Alguma vez viste o olho de um peixe morto? (Pequeno Conto)

"Sinto-me como peixe sem água para nadar, apenas com ar para sufocar, a voz dele tremia, a rouquidão e os anos chamavam-se a si próprios num tom de voz apagado. A figura à minha frente era um homem apagado. Não era, sem dúvida, a pessoa que eu conhecera e que esperava encontrar ali, a meu lado, no café da piscina onde nadava diariamente. Encontrara-o, mas tão diferente... diria ter ficado chocada, mas não me pude dar a tal luxo, afinal, dar-me a tal liberdade, era expô-la também a ele.

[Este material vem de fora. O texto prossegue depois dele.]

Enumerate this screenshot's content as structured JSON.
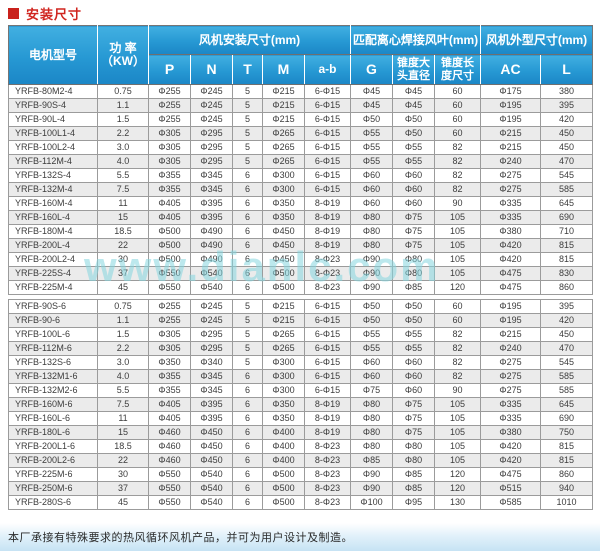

Alguma vez viste o olho de um peixe morto, perguntou-me. O som da palavra peixe em pareceu-me frio, quase como se a personagem mastigasse um pedaço suculento de um.
Nunca, nunca reparei, respondi. E ele olhava-me meio desiludido, meio triste com o que ouvira e o que ia dizer, mas continuava. Bem, não há vida nele... não há cor, não há vida, não há qualquer brilho. Não há nada. Quase que pudemos ver a morte, horrorosa, espelhada naquele olhar de nenhum para o nada. Quase...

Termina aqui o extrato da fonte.